A crítica autodepreciativa contrastou diretamente com o desempenho do monegasco Charles Leclerc, seu companheiro de equipe, que conquistou a pole position e voltou a demonstrar bom entrosamento com o carro da escuderia italiana. “É sempre comigo. Sou inútil, absolutamente inútil”, lamentou Hamilton à Sky Sports. “O time não tem problema. Você viu o carro na pole.

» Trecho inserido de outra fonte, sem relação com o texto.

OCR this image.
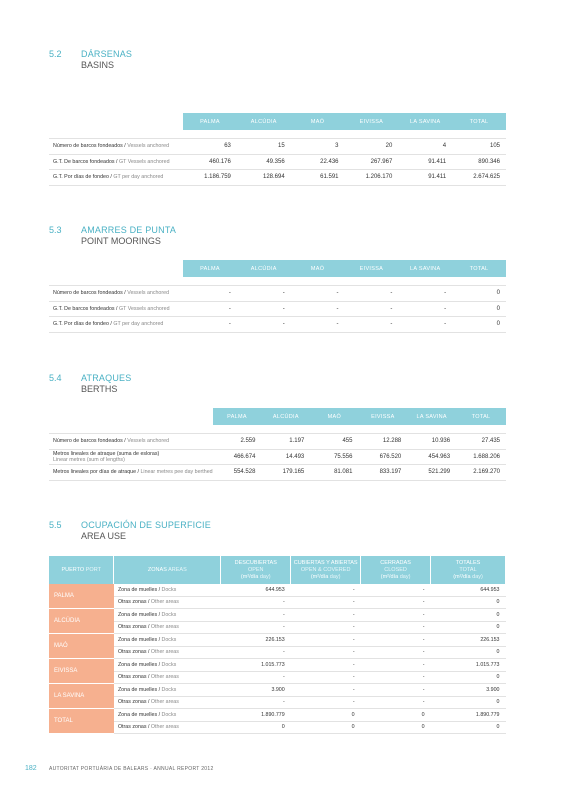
5.2 DÁRSENAS
BASINS
	PALMA	ALCÚDIA	MAÓ	EIVISSA	LA SAVINA	TOTAL

Número de barcos fondeados / Vessels anchored	63	15	3	20	4	105
G.T. De barcos fondeados / GT Vessels anchored	460.176	49.356	22.436	267.967	91.411	890.346
G.T. Por días de fondeo / GT per day anchored	1.186.759	128.694	61.591	1.206.170	91.411	2.674.625
5.3 AMARRES DE PUNTA
POINT MOORINGS
	PALMA	ALCÚDIA	MAÓ	EIVISSA	LA SAVINA	TOTAL

Número de barcos fondeados / Vessels anchored	-	-	-	-	-	0
G.T. De barcos fondeados / GT Vessels anchored	-	-	-	-	-	0
G.T. Por días de fondeo / GT per day anchored	-	-	-	-	-	0
5.4 ATRAQUES
BERTHS
	PALMA	ALCÚDIA	MAÓ	EIVISSA	LA SAVINA	TOTAL

Número de barcos fondeados / Vessels anchored	2.559	1.197	455	12.288	10.936	27.435
Metros lineales de atraque (suma de esloras)
Linear metres (sum of lengths)	466.674	14.493	75.556	676.520	454.963	1.688.206
Metros lineales por días de atraque / Linear metres pee day berthed	554.528	179.165	81.081	833.197	521.299	2.169.270
5.5 OCUPACIÓN DE SUPERFICIE
AREA USE
PUERTO PORT	ZONAS AREAS	DESCUBIERTAS
OPEN
(m²/día day)	CUBIERTAS Y ABIERTAS
OPEN & COVERED
(m²/día day)	CERRADAS
CLOSED
(m²/día day)	TOTALES
TOTAL
(m²/día day)

PALMA	Zona de muelles / Docks	644.953	-	-	644.953
	Otras zonas / Other areas	-	-	-	0
ALCÚDIA	Zona de muelles / Docks	-	-	-	0
	Otras zonas / Other areas	-	-	-	0
MAÓ	Zona de muelles / Docks	226.153	-	-	226.153
	Otras zonas / Other areas	-	-	-	0
EIVISSA	Zona de muelles / Docks	1.015.773	-	-	1.015.773
	Otras zonas / Other areas	-	-	-	0
LA SAVINA	Zona de muelles / Docks	3.900	-	-	3.900
	Otras zonas / Other areas	-	-	-	0
TOTAL	Zona de muelles / Docks	1.890.779	0	0	1.890.779
	Otras zonas / Other areas	0	0	0	0
182 AUTORITAT PORTUÀRIA DE BALEARS · ANNUAL REPORT 2012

Então, provavelmente, precisamos trocar de piloto”, completou, assumindo toda a responsabilidade pela fraca atuação.
Hamilton, de 40 anos, tem um histórico vitorioso no circuito húngaro — com oito vitórias e nove poles —, mas ainda não conseguiu repetir esse sucesso desde que foi contratado pela Ferrari, no início da temporada. Até o momento, seu melhor desempenho foi a vitória na corrida sprint em Xangai, em março, mas ele ainda não alcançou o pódio em corridas principais.
Enquanto isso, Leclerc acumula cinco pódios nas 13 etapas disputadas até agora e tem consolidado seu papel como líder técnico da equipe. A frustração pública de Hamilton levanta dúvidas sobre sua adaptação à nova escuderia e o futuro do multicampeão na Fórmula 1.